С какой независимостью, с каким величавым спокойствием он приблизился к ним, не моргнув глазом взглянул на вышедшую из кустов Нюру с лукошком. Надо сознаться, она стала ещё прекрасней, в сиреневом лёгком платье с белым воротничком и «кружавчиками» вокруг коротких рукавов-фонариков, в левый рукав засунут платочек, и на загорелых ногах лёгкие тапочки, — да, сказал он себе, он знает, что она здесь, и приближается к ней без волнения, потому что прошли эти томительно-безысходные зимние ночи, это ожидание на крыльце, всё прошло, он избавился от этой каторги и может спокойно смотреть на эту красоту.
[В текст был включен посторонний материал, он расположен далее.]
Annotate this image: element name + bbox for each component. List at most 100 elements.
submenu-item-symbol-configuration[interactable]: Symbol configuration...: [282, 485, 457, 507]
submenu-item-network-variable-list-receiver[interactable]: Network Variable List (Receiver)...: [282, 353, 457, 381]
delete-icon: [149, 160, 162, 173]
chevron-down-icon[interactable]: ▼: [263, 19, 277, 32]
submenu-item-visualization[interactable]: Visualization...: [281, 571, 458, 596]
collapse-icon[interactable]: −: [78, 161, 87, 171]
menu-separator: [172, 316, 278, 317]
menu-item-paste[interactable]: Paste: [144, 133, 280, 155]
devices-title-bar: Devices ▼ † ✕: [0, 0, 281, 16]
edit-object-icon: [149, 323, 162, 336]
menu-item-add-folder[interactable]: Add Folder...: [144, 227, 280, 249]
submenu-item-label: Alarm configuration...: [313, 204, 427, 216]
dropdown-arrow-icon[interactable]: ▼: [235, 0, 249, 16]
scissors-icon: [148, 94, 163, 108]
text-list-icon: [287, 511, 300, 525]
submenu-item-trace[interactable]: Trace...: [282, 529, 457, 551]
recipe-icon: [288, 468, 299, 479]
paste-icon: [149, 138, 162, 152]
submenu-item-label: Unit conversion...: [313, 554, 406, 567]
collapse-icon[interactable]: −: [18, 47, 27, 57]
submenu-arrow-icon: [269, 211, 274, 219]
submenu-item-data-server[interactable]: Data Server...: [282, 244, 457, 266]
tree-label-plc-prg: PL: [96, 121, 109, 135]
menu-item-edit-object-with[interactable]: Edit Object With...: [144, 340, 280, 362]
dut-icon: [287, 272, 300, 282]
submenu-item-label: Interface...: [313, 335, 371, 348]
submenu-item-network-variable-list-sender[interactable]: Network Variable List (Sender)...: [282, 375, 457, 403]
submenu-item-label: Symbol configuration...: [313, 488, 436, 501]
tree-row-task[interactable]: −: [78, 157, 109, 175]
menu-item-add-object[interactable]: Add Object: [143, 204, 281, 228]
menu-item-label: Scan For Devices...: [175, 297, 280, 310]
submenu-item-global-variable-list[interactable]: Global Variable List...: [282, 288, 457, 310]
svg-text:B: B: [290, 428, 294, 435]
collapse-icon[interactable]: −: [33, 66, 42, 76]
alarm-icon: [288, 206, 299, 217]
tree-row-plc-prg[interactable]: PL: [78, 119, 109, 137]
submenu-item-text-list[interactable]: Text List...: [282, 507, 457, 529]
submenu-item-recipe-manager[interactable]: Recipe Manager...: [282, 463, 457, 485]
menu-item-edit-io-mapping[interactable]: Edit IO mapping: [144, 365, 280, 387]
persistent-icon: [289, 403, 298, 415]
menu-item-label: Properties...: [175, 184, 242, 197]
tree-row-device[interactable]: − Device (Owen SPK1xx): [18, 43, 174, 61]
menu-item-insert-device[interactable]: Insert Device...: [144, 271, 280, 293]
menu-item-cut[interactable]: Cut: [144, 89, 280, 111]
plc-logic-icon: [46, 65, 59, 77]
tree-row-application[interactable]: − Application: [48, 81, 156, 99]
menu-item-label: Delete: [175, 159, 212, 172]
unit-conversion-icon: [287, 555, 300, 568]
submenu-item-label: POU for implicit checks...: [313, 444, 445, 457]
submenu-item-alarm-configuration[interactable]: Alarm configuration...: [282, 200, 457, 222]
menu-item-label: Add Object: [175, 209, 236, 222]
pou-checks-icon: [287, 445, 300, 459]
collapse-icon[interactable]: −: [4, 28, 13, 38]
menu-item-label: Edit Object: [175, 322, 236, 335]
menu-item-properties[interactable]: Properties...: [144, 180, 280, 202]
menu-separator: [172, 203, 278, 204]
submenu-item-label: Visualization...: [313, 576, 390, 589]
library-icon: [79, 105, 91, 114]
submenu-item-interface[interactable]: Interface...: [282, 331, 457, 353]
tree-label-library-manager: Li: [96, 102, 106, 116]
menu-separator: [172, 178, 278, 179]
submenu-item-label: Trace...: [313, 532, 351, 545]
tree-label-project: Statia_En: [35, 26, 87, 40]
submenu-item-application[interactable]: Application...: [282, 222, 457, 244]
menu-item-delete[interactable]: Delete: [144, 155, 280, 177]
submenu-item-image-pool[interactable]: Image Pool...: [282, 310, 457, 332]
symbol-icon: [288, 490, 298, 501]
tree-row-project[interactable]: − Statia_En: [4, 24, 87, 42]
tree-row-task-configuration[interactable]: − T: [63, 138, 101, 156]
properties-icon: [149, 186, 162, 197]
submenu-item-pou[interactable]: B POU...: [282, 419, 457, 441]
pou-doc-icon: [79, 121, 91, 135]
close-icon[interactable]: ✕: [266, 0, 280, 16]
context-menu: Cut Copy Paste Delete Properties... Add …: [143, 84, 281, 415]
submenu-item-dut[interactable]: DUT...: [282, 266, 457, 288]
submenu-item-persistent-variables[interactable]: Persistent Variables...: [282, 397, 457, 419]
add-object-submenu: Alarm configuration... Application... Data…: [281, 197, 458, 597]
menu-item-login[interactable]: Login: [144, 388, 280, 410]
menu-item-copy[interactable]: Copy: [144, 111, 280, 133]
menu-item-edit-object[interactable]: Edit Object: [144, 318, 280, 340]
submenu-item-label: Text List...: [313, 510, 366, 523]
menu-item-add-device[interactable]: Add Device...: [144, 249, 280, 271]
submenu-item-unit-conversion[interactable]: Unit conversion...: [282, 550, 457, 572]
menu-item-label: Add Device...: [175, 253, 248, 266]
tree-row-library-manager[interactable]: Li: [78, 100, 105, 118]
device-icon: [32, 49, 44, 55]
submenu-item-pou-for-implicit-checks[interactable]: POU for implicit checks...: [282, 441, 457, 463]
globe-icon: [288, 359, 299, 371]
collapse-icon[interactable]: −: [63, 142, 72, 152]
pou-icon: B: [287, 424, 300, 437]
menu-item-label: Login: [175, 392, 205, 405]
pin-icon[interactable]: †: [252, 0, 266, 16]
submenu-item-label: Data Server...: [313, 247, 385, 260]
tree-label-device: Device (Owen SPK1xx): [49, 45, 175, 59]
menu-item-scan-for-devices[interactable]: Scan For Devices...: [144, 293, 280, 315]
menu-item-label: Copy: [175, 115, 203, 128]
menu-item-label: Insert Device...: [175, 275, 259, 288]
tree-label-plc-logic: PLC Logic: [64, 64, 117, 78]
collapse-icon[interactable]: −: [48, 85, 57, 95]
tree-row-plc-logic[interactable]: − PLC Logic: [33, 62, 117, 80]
Конечно, она не могла не заметить его равнодушия, несомненно, её снедает тайная ревность. И он почувствовал гордость, тайное злорадство мужчины, который знает, что ради него цветёт эта красота; но удостоится ли она его внимания, это уж, извините, его дело.
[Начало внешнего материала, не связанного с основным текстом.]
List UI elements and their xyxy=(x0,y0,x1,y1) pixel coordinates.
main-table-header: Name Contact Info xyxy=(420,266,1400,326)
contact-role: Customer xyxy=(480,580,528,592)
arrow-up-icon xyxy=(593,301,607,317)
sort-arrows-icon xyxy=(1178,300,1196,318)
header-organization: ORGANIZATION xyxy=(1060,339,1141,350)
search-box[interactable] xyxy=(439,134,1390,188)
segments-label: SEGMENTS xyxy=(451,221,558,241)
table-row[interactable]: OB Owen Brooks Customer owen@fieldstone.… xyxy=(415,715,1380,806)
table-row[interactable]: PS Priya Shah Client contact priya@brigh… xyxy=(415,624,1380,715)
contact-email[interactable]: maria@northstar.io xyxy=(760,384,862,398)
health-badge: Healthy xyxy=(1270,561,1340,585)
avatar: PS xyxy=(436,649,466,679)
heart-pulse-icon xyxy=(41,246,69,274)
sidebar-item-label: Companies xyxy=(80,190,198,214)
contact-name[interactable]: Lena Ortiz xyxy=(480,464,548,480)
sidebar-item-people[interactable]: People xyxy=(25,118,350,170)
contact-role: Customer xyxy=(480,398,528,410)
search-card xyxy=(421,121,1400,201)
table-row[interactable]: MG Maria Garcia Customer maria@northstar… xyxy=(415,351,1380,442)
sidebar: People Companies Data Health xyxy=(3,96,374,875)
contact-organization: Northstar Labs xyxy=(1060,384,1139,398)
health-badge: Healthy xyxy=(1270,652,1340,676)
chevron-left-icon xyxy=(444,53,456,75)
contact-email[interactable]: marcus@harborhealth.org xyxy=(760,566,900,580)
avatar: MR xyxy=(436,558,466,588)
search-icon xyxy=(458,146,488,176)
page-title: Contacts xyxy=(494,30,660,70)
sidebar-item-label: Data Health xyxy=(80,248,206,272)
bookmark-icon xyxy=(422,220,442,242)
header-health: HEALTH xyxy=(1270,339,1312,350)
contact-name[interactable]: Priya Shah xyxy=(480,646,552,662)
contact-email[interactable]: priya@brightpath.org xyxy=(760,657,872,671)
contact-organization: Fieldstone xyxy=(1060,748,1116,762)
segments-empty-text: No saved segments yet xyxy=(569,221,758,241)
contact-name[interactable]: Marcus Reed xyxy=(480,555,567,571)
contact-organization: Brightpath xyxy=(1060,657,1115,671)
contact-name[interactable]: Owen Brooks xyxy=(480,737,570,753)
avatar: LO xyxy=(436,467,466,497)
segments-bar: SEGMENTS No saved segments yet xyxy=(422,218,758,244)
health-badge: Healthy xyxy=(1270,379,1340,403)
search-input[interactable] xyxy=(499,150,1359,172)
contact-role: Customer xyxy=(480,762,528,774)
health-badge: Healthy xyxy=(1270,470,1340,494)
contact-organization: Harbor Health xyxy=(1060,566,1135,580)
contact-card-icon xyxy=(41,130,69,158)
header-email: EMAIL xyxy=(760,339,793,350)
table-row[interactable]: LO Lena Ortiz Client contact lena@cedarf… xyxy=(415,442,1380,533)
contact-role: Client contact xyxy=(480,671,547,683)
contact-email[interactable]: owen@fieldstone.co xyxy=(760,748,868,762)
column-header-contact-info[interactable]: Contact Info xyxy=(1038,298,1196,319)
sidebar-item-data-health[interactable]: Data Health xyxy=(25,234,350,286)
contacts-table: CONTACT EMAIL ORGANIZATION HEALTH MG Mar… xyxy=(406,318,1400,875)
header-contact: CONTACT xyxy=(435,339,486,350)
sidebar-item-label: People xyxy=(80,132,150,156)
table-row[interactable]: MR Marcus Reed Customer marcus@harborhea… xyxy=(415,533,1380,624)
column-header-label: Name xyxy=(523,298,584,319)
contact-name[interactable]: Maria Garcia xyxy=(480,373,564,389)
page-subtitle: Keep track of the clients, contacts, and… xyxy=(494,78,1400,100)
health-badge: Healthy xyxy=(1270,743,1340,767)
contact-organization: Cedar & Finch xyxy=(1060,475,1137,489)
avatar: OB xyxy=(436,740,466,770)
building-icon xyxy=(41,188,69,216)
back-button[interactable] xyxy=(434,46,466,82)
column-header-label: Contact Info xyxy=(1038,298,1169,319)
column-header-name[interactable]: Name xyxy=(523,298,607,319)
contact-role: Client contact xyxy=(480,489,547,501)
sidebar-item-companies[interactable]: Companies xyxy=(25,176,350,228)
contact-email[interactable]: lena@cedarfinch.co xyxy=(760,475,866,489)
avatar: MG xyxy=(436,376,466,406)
«Ох, — сказала Маруся Гизатуллина, — умаялась. Мы тут весь малинник обобрали. Пока ты там шастал». Два года назад было такое же лето. Высадились на пристани, шли, волоча свои чемоданы, оказались в физкультурном зале с большими окнами, с шведской стенкой и сдвинутыми в угол гимнастическими снарядами, прожили на полу недели две, пока всех не распихали по учреждениям; теперь-то он знал, как свои пять пальцев, и школу, и базар, где в те дни ещё толпился по воскресеньям народ; война ещё не чувствовалась в этих местах. Выпряженные лошади стояли вдоль коновязи с мешками сена на мордах, на возах торговали луком, лесным орехом, молодой картошкой; марийки в узких расшитых шапочках под белыми платками, в зипунах, несмотря на жару, в новеньких лаптях и шерстяных чулках, продавали масло, обрызганные холодной водой, блестящие, как слоновая кость, шары на тёмнозелёных листьях лопуха. Мать пробовала масло кончиком ногтя. Ещё можно было обменивать на продукты городские вещи, шляпку с бантом, кружевную сорочку.
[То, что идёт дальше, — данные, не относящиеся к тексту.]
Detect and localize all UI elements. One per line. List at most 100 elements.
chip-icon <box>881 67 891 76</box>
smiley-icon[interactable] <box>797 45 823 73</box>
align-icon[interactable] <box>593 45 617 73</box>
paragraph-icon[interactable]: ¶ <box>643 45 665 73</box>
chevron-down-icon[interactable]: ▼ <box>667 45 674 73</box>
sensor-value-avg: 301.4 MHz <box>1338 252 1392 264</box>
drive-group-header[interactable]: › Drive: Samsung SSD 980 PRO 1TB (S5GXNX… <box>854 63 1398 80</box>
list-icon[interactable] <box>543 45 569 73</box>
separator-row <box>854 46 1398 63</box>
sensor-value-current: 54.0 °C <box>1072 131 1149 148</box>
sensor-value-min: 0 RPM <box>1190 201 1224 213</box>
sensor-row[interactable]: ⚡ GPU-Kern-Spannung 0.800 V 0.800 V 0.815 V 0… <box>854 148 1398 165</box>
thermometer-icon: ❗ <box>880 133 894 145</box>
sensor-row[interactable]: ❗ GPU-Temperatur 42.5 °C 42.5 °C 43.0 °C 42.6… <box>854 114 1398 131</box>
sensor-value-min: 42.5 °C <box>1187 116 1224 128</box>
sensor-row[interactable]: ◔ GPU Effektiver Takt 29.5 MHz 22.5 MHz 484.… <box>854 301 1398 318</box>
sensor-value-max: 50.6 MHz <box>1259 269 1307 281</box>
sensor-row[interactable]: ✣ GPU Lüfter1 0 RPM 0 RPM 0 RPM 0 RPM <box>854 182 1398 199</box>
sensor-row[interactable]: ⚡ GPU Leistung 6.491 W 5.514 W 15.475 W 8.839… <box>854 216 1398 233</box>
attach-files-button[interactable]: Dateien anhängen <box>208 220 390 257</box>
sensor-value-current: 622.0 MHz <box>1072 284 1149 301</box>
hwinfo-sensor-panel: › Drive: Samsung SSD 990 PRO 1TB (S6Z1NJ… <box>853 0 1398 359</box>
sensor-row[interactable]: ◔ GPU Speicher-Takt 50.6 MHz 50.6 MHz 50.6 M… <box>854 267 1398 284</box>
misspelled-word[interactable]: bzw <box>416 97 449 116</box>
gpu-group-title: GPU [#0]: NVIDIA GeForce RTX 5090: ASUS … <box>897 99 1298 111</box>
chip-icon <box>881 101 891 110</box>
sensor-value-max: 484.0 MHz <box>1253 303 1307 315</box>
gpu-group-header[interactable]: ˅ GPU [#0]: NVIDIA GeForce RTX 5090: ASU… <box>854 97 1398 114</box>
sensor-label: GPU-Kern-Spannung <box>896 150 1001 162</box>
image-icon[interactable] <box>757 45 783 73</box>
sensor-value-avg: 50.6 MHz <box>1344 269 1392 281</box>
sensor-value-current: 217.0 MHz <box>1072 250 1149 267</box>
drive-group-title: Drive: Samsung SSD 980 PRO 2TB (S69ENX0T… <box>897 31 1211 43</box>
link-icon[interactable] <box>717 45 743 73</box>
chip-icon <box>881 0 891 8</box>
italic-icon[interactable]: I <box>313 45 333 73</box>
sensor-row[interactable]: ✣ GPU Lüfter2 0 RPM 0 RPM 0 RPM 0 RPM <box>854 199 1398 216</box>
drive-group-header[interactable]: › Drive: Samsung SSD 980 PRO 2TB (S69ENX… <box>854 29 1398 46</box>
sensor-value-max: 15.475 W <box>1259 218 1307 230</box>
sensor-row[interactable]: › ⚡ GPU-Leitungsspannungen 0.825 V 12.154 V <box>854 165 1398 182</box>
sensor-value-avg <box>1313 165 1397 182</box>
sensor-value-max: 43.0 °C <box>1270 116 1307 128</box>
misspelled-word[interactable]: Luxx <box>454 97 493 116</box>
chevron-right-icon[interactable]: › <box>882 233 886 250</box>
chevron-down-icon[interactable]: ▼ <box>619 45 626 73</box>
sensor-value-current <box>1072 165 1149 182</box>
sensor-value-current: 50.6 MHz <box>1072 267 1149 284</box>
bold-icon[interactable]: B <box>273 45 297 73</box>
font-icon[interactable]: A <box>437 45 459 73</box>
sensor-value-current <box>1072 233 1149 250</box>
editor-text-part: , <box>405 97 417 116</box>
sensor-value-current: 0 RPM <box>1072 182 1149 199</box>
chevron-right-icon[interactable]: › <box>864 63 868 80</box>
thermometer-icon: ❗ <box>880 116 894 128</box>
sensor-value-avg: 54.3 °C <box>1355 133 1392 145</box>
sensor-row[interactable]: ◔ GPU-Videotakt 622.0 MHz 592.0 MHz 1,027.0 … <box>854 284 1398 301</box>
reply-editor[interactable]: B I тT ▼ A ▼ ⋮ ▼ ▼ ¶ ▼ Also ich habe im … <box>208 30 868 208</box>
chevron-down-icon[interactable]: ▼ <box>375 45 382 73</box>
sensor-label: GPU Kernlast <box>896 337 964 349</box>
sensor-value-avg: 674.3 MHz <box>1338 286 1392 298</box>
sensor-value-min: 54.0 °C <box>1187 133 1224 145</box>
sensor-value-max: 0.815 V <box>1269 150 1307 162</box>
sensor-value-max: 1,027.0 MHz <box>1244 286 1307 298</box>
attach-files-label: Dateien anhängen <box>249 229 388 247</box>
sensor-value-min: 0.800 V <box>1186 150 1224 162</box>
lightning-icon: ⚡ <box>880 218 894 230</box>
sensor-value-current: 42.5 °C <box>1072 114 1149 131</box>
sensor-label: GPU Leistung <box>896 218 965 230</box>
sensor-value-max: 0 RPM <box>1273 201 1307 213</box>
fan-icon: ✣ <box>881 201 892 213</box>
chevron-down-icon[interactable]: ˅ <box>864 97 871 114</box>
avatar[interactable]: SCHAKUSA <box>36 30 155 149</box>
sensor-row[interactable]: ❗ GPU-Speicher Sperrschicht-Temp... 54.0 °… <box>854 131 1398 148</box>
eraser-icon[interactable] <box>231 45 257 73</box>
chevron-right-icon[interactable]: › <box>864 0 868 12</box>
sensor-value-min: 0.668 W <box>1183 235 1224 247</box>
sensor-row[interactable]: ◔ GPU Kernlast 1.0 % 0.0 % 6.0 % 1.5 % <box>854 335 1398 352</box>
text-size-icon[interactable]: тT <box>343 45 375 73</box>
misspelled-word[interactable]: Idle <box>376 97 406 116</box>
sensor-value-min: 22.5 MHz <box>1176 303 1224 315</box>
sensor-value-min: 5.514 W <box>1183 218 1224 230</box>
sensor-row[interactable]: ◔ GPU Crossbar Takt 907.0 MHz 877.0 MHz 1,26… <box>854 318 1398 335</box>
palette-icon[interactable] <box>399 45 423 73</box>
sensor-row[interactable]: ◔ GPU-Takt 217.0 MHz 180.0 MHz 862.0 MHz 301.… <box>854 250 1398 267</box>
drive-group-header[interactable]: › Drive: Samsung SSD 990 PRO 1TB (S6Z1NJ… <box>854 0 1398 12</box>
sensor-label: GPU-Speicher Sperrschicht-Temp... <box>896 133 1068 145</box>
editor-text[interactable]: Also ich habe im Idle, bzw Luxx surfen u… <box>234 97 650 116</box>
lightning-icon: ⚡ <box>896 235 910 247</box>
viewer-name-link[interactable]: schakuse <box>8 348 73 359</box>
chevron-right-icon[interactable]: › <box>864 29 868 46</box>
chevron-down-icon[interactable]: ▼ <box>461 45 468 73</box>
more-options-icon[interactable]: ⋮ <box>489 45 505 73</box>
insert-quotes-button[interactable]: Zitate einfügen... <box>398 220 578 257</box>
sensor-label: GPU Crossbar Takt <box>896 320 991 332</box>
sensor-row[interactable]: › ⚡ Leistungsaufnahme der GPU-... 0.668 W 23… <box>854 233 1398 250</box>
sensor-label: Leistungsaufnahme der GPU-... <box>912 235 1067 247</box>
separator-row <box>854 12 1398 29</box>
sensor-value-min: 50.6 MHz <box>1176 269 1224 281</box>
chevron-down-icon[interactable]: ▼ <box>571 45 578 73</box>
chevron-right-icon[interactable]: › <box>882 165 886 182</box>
Было или не было, о чём говорит Маруся, — что волки подошли к больнице, да ещё в летнее время, — но он отлично помнит первый год, первое лето, помнит, как подошёл к реке, в это время они уже получили комнату в больничном посёлке; и стоило лишь подумать о реке, как тотчас воспоминание перенесло его, как на ковре-самолёте, через осень и зиму, — и опять этот солнечный день, и девушка, остриженная под ноль, среди визга и плеска, с круглыми белыми плечами и началом грудей над водой. Как и прежде, он не мог связать этот образ с Нюрой. Река унесла его. И так же, как ни с того ни сего перед ним вновь мелькнул этот эпизод, в котором лишь задним числом можно было предположить что-то значащее для будущего, так многие годы спустя вспоминался пикник на поляне, разговор о волках, пожарная вышка, заросли малины, щедро уродившейся в тот год.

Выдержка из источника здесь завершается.